Indian refiners preparing to replace russian oil with raw materials from US, Brazil and OPEC countries
Indian state-owned oil refining company Indian Oil Corporation (IOC) is busy looking for alternative sources of crude oil after the U.S. imposed a large package of sanctions that affected the supply of "black gold" from russia.
IOC Chairman Arvinder Singh Sahni announced this to Bloomberg.
According to him, the latest U.S. sanctions could affect daily supplies of up to 2 million barrels of oil to India and China.
"Everything that went to Russia was only on the spot market. Now we will restore the balance," Sahni said.
Now the IOC intends to turn to other oil suppliers. These are the U.S., Guyana, Brazil and OPEC countries.

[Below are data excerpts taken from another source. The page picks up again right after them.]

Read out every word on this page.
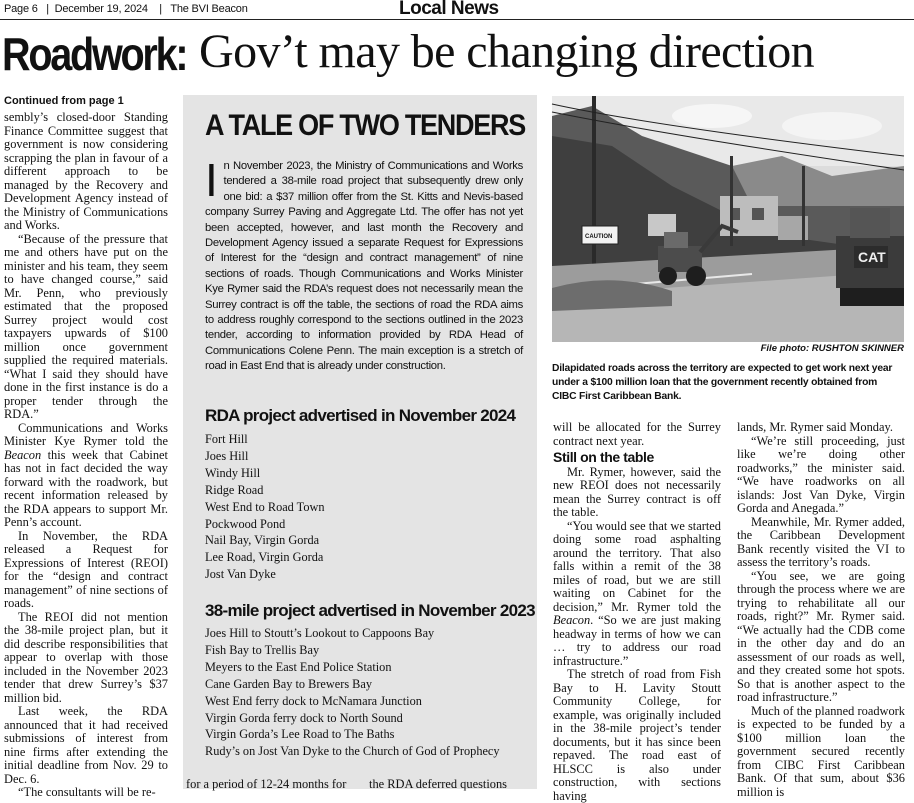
Page 6   |  December 19, 2024    |   The BVI Beacon	Local News
Roadwork: Gov’t may be changing direction
Continued from page 1

sembly’s closed-door Standing Finance Committee suggest that government is now considering scrapping the plan in favour of a different approach to be managed by the Recovery and Development Agency instead of the Ministry of Communications and Works.

“Because of the pressure that me and others have put on the minister and his team, they seem to have changed course,” said Mr. Penn, who previously estimated that the proposed Surrey project would cost taxpayers upwards of $100 million once government supplied the required materials. “What I said they should have done in the first instance is do a proper tender through the RDA.”

Communications and Works Minister Kye Rymer told the Beacon this week that Cabinet has not in fact decided the way forward with the roadwork, but recent information released by the RDA appears to support Mr. Penn’s account.

In November, the RDA released a Request for Expressions of Interest (REOI) for the “design and contract management” of nine sections of roads.

The REOI did not mention the 38-mile project plan, but it did describe responsibilities that appear to overlap with those included in the November 2023 tender that drew Surrey’s $37 million bid.

Last week, the RDA announced that it had received submissions of interest from nine firms after extending the initial deadline from Nov. 29 to Dec. 6.

“The consultants will be re-

A TALE OF TWO TENDERS
In November 2023, the Ministry of Communications and Works tendered a 38-mile road project that subsequently drew only one bid: a $37 million offer from the St. Kitts and Nevis-based company Surrey Paving and Aggregate Ltd. The offer has not yet been accepted, however, and last month the Recovery and Development Agency issued a separate Request for Expressions of Interest for the “design and contract management” of nine sections of roads. Though Communications and Works Minister Kye Rymer said the RDA’s request does not necessarily mean the Surrey contract is off the table, the sections of road the RDA aims to address roughly correspond to the sections outlined in the 2023 tender, according to information provided by RDA Head of Communications Colene Penn. The main exception is a stretch of road in East End that is already under construction.
RDA project advertised in November 2024
Fort Hill
Joes Hill
Windy Hill
Ridge Road
West End to Road Town
Pockwood Pond
Nail Bay, Virgin Gorda
Lee Road, Virgin Gorda
Jost Van Dyke
38-mile project advertised in November 2023
Joes Hill to Stoutt’s Lookout to Cappoons Bay
Fish Bay to Trellis Bay
Meyers to the East End Police Station
Cane Garden Bay to Brewers Bay
West End ferry dock to McNamara Junction
Virgin Gorda ferry dock to North Sound
Virgin Gorda’s Lee Road to The Baths
Rudy’s on Jost Van Dyke to the Church of God of Prophecy
for a period of 12-24 months for the RDA deferred questions
CAT
CAUTION
File photo: RUSHTON SKINNER
Dilapidated roads across the territory are expected to get work next year under a $100 million loan that the government recently obtained from CIBC First Caribbean Bank.

will be allocated for the Surrey contract next year.

Still on the table

Mr. Rymer, however, said the new REOI does not necessarily mean the Surrey contract is off the table.

“You would see that we started doing some road asphalting around the territory. That also falls within a remit of the 38 miles of road, but we are still waiting on Cabinet for the decision,” Mr. Rymer told the Beacon. “So we are just making headway in terms of how we can … try to address our road infrastructure.”

The stretch of road from Fish Bay to H. Lavity Stoutt Community College, for example, was originally included in the 38-mile project’s tender documents, but it has since been repaved. The road east of HLSCC is also under construction, with sections having

lands, Mr. Rymer said Monday.

“We’re still proceeding, just like we’re doing other roadworks,” the minister said. “We have roadworks on all islands: Jost Van Dyke, Virgin Gorda and Anegada.”

Meanwhile, Mr. Rymer added, the Caribbean Development Bank recently visited the VI to assess the territory’s roads.

“You see, we are going through the process where we are trying to rehabilitate all our roads, right?” Mr. Rymer said. “We actually had the CDB come in the other day and do an assessment of our roads as well, and they created some hot spots. So that is another aspect to the road infrastructure.”

Much of the planned roadwork is expected to be funded by a $100 million loan the government secured recently from CIBC First Caribbean Bank. Of that sum, about $36 million is
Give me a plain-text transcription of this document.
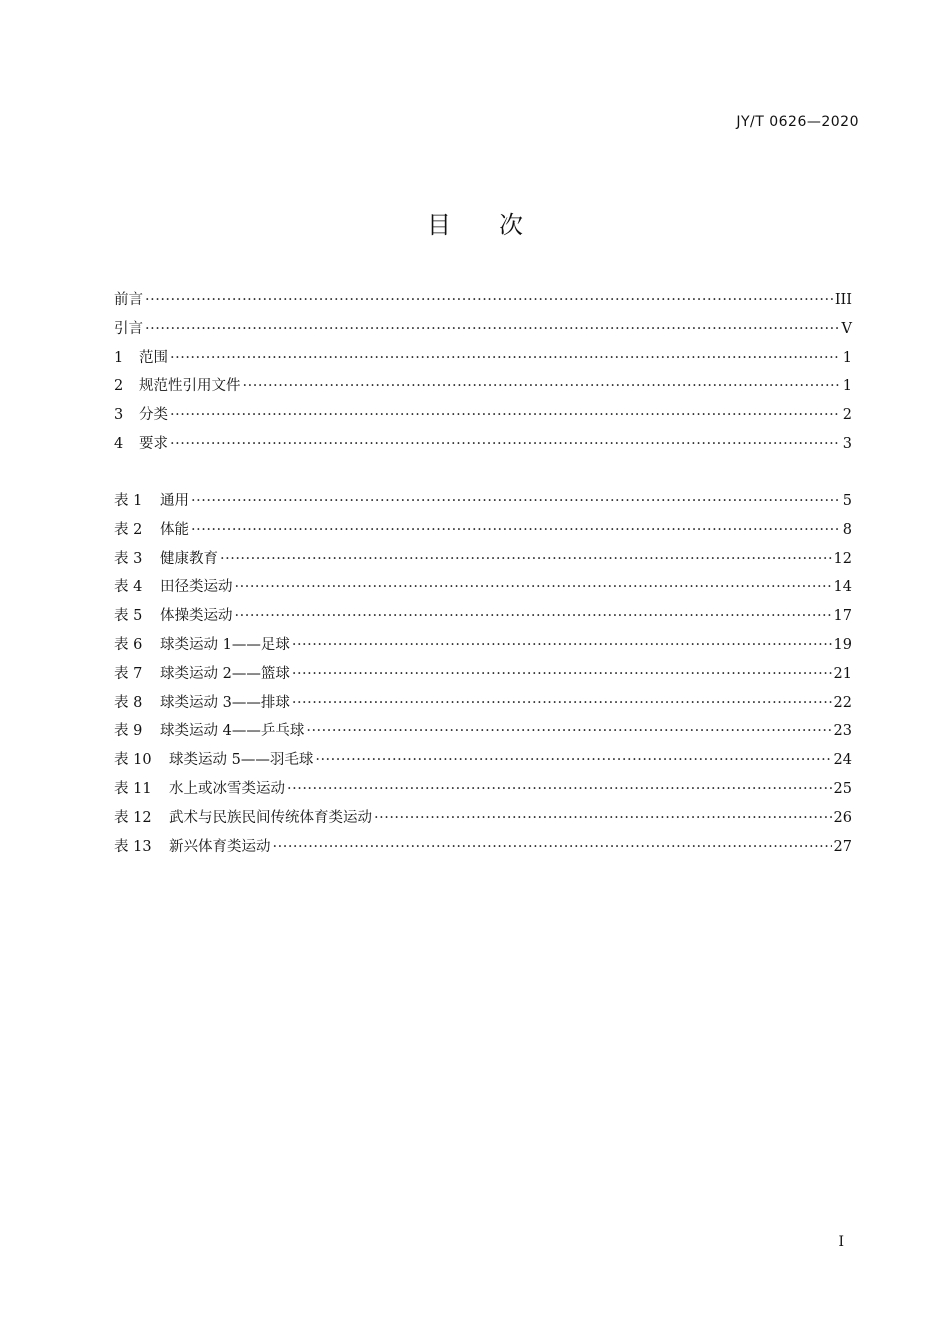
JY/T 0626—2020
目 次
前言 ·····	III
引言 ·····	V
1	范围 ·····	1
2	规范性引用文件 ·····	1
3	分类 ·····	2
4	要求 ·····	3
表 1	通用 ·····	5
表 2	体能 ·····	8
表 3	健康教育 ·····	12
表 4	田径类运动 ·····	14
表 5	体操类运动 ·····	17
表 6	球类运动 1——足球 ·····	19
表 7	球类运动 2——篮球 ·····	21
表 8	球类运动 3——排球 ·····	22
表 9	球类运动 4——乒乓球 ·····	23
表 10	球类运动 5——羽毛球 ·····	24
表 11	水上或冰雪类运动 ·····	25
表 12	武术与民族民间传统体育类运动 ·····	26
表 13	新兴体育类运动 ·····	27
I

Sahni stressed that the U.S. sanctions will have little impact on IOC, as the company also receives oil from Middle Eastern countries.
"We have enough sources, we have enough cooperation, we have enough geopolitical and commercial alliances for the future," the IOC chairman added.
Recall that at the end of December 2024, Reuters wrote, citing sources, that Indian refiners were considering purchasing oil from Middle Eastern countries due to reduced supplies from russia.
Earlier, it became known that russia had found a way to force Indian companies to sign long-term contracts for oil supplies.
For example, in the first half of December 2024, India and russia signed the largest oil contract in the history of relations between the countries.